Mon œuvre romanesque a connu un développement très difficile, très discuté.

Cela a dépendu de moi plus que des autres. Je n'appartenais à aucun clan politique susceptible de me défendre et je ne jouais qu'à de rares moments d'attendrissement le jeu littéraire de la rhubarbe et du séné. De sorte que les critiques ont cru pouvoir me traiter avec une liberté qu'ils n'osent pas en général. Ils avaient entendu dire aussi que je doutais de moi-même. Un artiste doute, en effet, de lui-même ; il est en même temps sûr de lui. Bref, cela a été d'un de ces lieux communs qu'on se repasse de feuilleton en feuilleton que de mettre en doute ma vocation de romancier.

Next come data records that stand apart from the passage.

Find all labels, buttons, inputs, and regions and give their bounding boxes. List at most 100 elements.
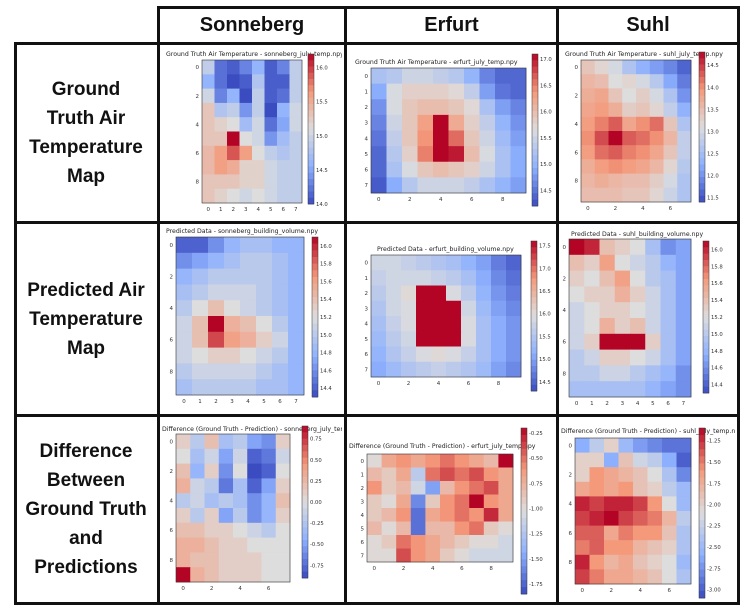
colorbar-tick-label: -0.75 [529, 481, 543, 487]
colorbar-tick-label: -1.75 [529, 582, 543, 588]
heatmap-cell [589, 525, 605, 541]
heatmap-cell [176, 379, 193, 396]
colorbar-segment [532, 199, 538, 207]
heatmap-cell [381, 508, 397, 522]
colorbar-segment [308, 129, 314, 136]
colorbar-segment [308, 79, 314, 86]
heatmap-cell [604, 452, 619, 468]
grid-line [556, 6, 559, 605]
heatmap-cell [663, 145, 678, 160]
heatmap-cell [208, 331, 225, 348]
heatmap-cell [491, 316, 507, 332]
heatmap-cell [662, 554, 677, 570]
colorbar-tick-label: -1.75 [707, 481, 721, 487]
colorbar-tick-label: -2.00 [707, 503, 721, 509]
heatmap-cell [261, 478, 277, 494]
heatmap-cell [214, 160, 228, 175]
colorbar-segment [532, 155, 538, 163]
heatmap-cell [589, 496, 605, 512]
heatmap-cell [622, 88, 637, 103]
colorbar-frame [530, 240, 538, 392]
heatmap-cell [204, 522, 220, 538]
heatmap-cell [402, 114, 418, 131]
heatmap-cell [247, 493, 262, 509]
colorbar-segment [308, 191, 314, 199]
heatmap-cell [264, 117, 278, 132]
heatmap-cell [208, 363, 225, 380]
colorbar-segment [532, 187, 538, 194]
heatmap-cell [618, 554, 634, 570]
colorbar-segment [699, 133, 705, 140]
heatmap-cell [491, 331, 507, 347]
colorbar-segment [521, 476, 527, 484]
heatmap-cell [479, 146, 496, 163]
heatmap-cell [510, 130, 527, 147]
heatmap-cell [446, 285, 462, 302]
y-tick-label: 6 [196, 151, 200, 157]
heatmap-cell [483, 481, 499, 495]
heatmap-cell [676, 540, 692, 556]
heatmap-cell [630, 333, 646, 350]
heatmap-cell [622, 74, 637, 89]
heatmap-cell [464, 146, 480, 163]
heatmap-cell [464, 99, 480, 116]
heatmap-cell [208, 300, 225, 317]
y-tick-label: 8 [196, 180, 200, 186]
colorbar-segment [703, 272, 709, 280]
colorbar-segment [703, 304, 709, 312]
heatmap-cell [614, 381, 631, 398]
colorbar-segment [521, 566, 527, 574]
heatmap-cell [677, 116, 692, 132]
heatmap-cell [261, 552, 277, 568]
heatmap-cell [264, 160, 278, 175]
heatmap-cell [645, 365, 661, 382]
heatmap-cell [433, 146, 449, 163]
heatmap-cell [575, 496, 590, 512]
heatmap-cell [677, 187, 692, 203]
colorbar-segment [531, 272, 537, 279]
heatmap-cell [675, 365, 692, 382]
colorbar-segment [312, 377, 318, 385]
colorbar-segment [703, 285, 709, 293]
colorbar-segment [532, 92, 538, 99]
heatmap-cell [589, 467, 605, 483]
colorbar-frame [698, 51, 706, 203]
y-tick-label: 5 [361, 526, 365, 532]
colorbar-segment [312, 297, 318, 305]
heatmap-cell [277, 174, 290, 190]
heatmap-cell [491, 270, 507, 286]
heatmap-cell [396, 454, 412, 468]
heatmap-cell [663, 173, 678, 189]
heatmap-cell [247, 537, 262, 553]
heatmap-cell [604, 481, 619, 497]
heatmap-cell [371, 68, 387, 85]
heatmap-cell [224, 331, 241, 348]
y-tick-label: 4 [569, 502, 573, 508]
colorbar-frame [702, 240, 710, 394]
colorbar-segment [703, 342, 709, 350]
heatmap-cell [649, 173, 664, 189]
heatmap-cell [464, 161, 480, 178]
colorbar-segment [531, 259, 537, 267]
heatmap-cell [381, 548, 397, 563]
heatmap-cell [252, 174, 265, 190]
heatmap-cell [662, 481, 677, 497]
heatmap-cell [618, 452, 634, 468]
heatmap-cell [448, 83, 465, 100]
heatmap-cell [256, 252, 273, 269]
heatmap-cell [633, 569, 648, 585]
heatmap-cell [224, 252, 241, 269]
heatmap-cell [636, 187, 651, 203]
heatmap-cell [663, 74, 678, 89]
heatmap-cell [584, 333, 600, 350]
heatmap-cell [660, 349, 677, 366]
x-tick-label: 6 [282, 207, 286, 213]
heatmap-cell [433, 83, 449, 100]
colorbar-tick-label: 14.5 [707, 63, 719, 69]
x-tick-label: 0 [373, 566, 377, 572]
heatmap-cell [599, 333, 616, 350]
heatmap-cell [218, 537, 234, 553]
colorbar-segment [302, 483, 308, 490]
heatmap-cell [464, 68, 480, 85]
heatmap-cell [469, 548, 485, 563]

Ce qui semblait encore à mes juges légitimer leur méfiance, c'était la variété de mes occupations. La poésie, le roman, la nouvelle, la critique, l'essai, un peu de politique, un peu de théâtre, cela leur paraissait beaucoup. Par là-dessus un luxe de paresse et de solitude : décidément c'était trop.

Ils ne se donnaient pas la peine de voir l'unité de vues sous la diversité des moyens d'expression, principalement entre mes romans et mes essais politiques.

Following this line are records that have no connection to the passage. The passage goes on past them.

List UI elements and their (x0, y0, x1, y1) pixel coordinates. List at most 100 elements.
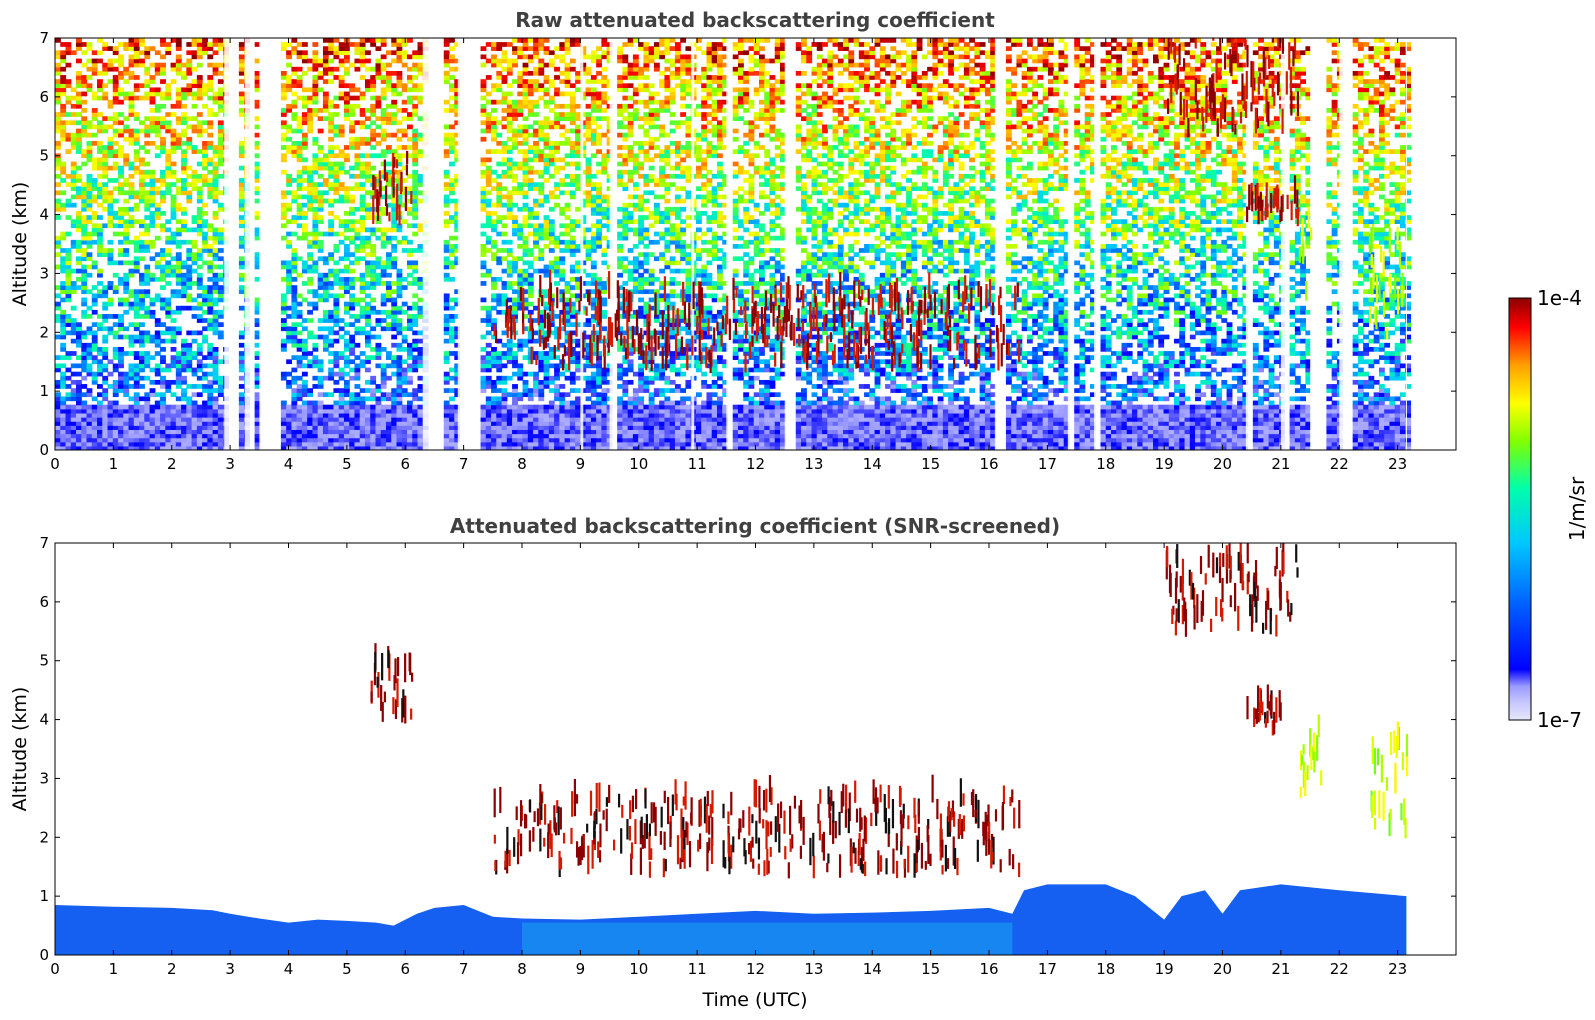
data-cell (55, 112, 61, 117)
data-cell (107, 408, 114, 414)
data-cell (128, 375, 135, 381)
data-cell (338, 239, 345, 245)
data-cell (97, 38, 103, 43)
data-cell (202, 244, 208, 249)
data-cell (196, 252, 203, 257)
data-cell (76, 363, 82, 369)
data-cell (55, 141, 61, 146)
data-cell (286, 239, 293, 245)
data-cell (139, 173, 145, 179)
data-cell (123, 425, 130, 430)
data-cell (412, 437, 419, 443)
data-cell (396, 425, 403, 430)
data-cell (207, 248, 214, 253)
data-cell (343, 108, 350, 113)
data-cell (217, 314, 224, 319)
data-cell (280, 433, 287, 439)
data-cell (202, 173, 208, 179)
data-cell (307, 173, 314, 179)
data-cell (491, 239, 497, 245)
data-cell (55, 116, 61, 121)
data-cell (107, 165, 114, 171)
data-cell (212, 330, 219, 336)
data-cell (412, 359, 419, 365)
data-cell (301, 58, 308, 64)
data-cell (443, 256, 450, 262)
data-cell (170, 256, 177, 262)
data-cell (370, 417, 377, 422)
data-cell (128, 272, 135, 278)
data-cell (491, 186, 497, 192)
data-cell (417, 116, 424, 121)
data-cell (506, 375, 513, 381)
data-cell (118, 173, 124, 179)
data-cell (160, 400, 166, 406)
data-cell (480, 169, 487, 175)
data-cell (139, 276, 145, 282)
data-cell (517, 149, 524, 154)
data-cell (97, 384, 103, 389)
data-cell (112, 417, 119, 422)
data-cell (86, 252, 93, 257)
data-cell (533, 202, 539, 208)
data-cell (133, 264, 140, 270)
data-cell (60, 433, 67, 439)
data-cell (238, 108, 245, 113)
data-cell (123, 276, 130, 282)
data-cell (328, 252, 335, 257)
data-cell (207, 186, 214, 192)
data-cell (401, 116, 408, 121)
data-cell (517, 404, 524, 410)
data-cell (449, 417, 455, 422)
data-cell (133, 437, 140, 443)
data-cell (207, 182, 214, 187)
data-cell (81, 206, 88, 212)
data-cell (333, 198, 340, 204)
data-cell (317, 441, 324, 447)
data-cell (212, 400, 219, 406)
data-cell (533, 145, 539, 150)
data-cell (128, 182, 135, 187)
data-cell (60, 169, 67, 175)
data-cell (449, 244, 455, 249)
data-cell (491, 355, 497, 360)
data-cell (349, 404, 356, 410)
data-cell (175, 437, 182, 443)
data-cell (559, 42, 566, 47)
data-cell (144, 70, 151, 76)
data-cell (443, 108, 450, 113)
data-cell (354, 153, 361, 159)
data-cell (517, 91, 524, 97)
data-cell (338, 165, 345, 171)
data-cell (70, 165, 77, 171)
data-cell (548, 99, 555, 105)
data-cell (286, 408, 293, 414)
data-cell (301, 42, 308, 47)
data-cell (97, 112, 103, 117)
data-cell (522, 272, 529, 278)
data-cell (207, 145, 214, 150)
data-cell (191, 227, 198, 233)
data-cell (154, 70, 161, 76)
data-cell (349, 412, 356, 418)
data-cell (401, 338, 408, 344)
data-cell (133, 157, 140, 163)
data-cell (443, 50, 450, 56)
data-cell (291, 128, 298, 134)
data-cell (322, 392, 329, 398)
data-cell (449, 437, 455, 443)
data-cell (133, 301, 140, 307)
data-cell (128, 103, 135, 109)
data-cell (548, 157, 555, 163)
data-cell (286, 79, 293, 84)
data-cell (491, 359, 497, 365)
data-cell (55, 198, 61, 204)
data-cell (65, 289, 72, 295)
data-cell (364, 421, 371, 426)
data-cell (186, 141, 193, 146)
data-cell (491, 219, 497, 224)
data-cell (443, 223, 450, 229)
data-cell (338, 79, 345, 84)
data-cell (533, 120, 539, 126)
data-cell (554, 272, 560, 278)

Des potins de petits journaux faisaient croire à la versatilité de mes idées aussi bien que de mes travaux.

Et pourtant la cohérence de ma sensibilité et de ma volonté apparaît à qui me fait la justice de relire dans leur suite une bonne partie de mes ouvrages.

Je me suis trouvé comme tous les autres écrivains contemporains devant un fait écrasant : la décadence. Tous ont dû se défendre et réagir, chacun à sa manière, contre ce fait. Mais aucun comme moi – sauf Céline – n'en a eu la conscience claire. Les uns s'en sont tirés par l'évasion, le dépaysement, diverses formes de refus, de fuite ou d'exil ; moi, presque seul, par l'observation systématique et par la satire.

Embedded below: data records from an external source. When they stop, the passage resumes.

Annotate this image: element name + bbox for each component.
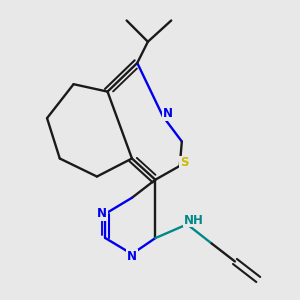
Text: N: N: [163, 107, 173, 120]
Text: N: N: [97, 207, 107, 220]
Text: S: S: [180, 156, 188, 169]
Text: NH: NH: [184, 214, 203, 226]
Text: N: N: [127, 250, 137, 263]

Si l'on y regarde d'un peu près, on verra que toute mon œuvre est par son plus long côté une œuvre de satire. Quelques-uns s'en sont aperçus tardivement, en lisant ce Gilles après la débâcle.

Mais j'avais débuté par une nouvelle, La Valise vide, qui était tout de suite l'analyse minutieuse et implacable d'un caractère de jeune homme tel que le faisaient les mœurs et la littérature en 1920. J'ai repris ce portrait dans un petit roman Feu follet où, selon la fatalité de ce que j'avais sous les yeux, les traits s'accentuaient et la logique du personnage aboutissait au suicide. Avec cette fidélité aux modèles offerts par son époque qui est la première vertu d'un observateur et qui dans les moments ou les lieux misérables peut n'être que la seule, je ne faisais que rendre compte de ce qui arrivait après quelques années à une partie de la jeunesse.

A côté de ces deux portraits si nécessairement chargés qu'ils pouvaient paraître des charges, j'en traçais deux autres plus nuancés, plus chatoyants, presque ondoyants qui sont dans L'Homme couvert de femmes et dans Drôle de voyage.

Dans les deux, il s'agissait d'un certain Gilles. J'ai repris ce nom et quelques parcelles de substance dans le roman qu'on peut lire ici. Ce faisant, je me suis comporté comme un peintre qui s'attaque plusieurs fois au même portrait ou au même paysage, ou le musicien qui approfondit le même thème en profitant de la substance accrue que lui apporte l'âge.

Tandis qu'on m'avait reproché la rigueur du Feu follet, on me reprocha la trop grande souplesse du trait dans les esquisses de Gilles. On voyait à cela la raison que je m'étais pris comme modèle. Mais, en fait, il n'en était rien. Je reviendrai plus loin sur cette question de l'imitation immédiate du modèle, mais je puis dire tout de suite que si l'on compare un roman mineur et univoque comme Drôle de voyage ou L'Homme couvert de femmes avec un roman majeur et polyphone comme Gilles, on conviendra que confession ou autobiographie sont des prétentions mensongères de la part de l'auteur ou des explications trompeuses de la part du lecteur. L'artiste malgré lui fait de l'objectivité, alors même qu'il a de fortes dispositions introverses parce que de l'ampleur de son univers intime ce qu'il peut saisir dans un moment donné n'est que fragmentaire. Le fragment réfracte un personnage inconnu et nouveau-né. Cela reste vrai, même si l'auteur s'acharne toute sa vie sur lui-même, comme Proust, et même alors cela devient encore plus vrai. Quel lointain rapport entre le maigre Proust de la correspondance et le personnage central si compact et si résonnant, prolongé par tous ses satellites, de la Recherche du temps perdu ? Quel homme s'est plus aliéné à lui-même qu'Amiel en multipliant à l'infini les points de repère de son journal ?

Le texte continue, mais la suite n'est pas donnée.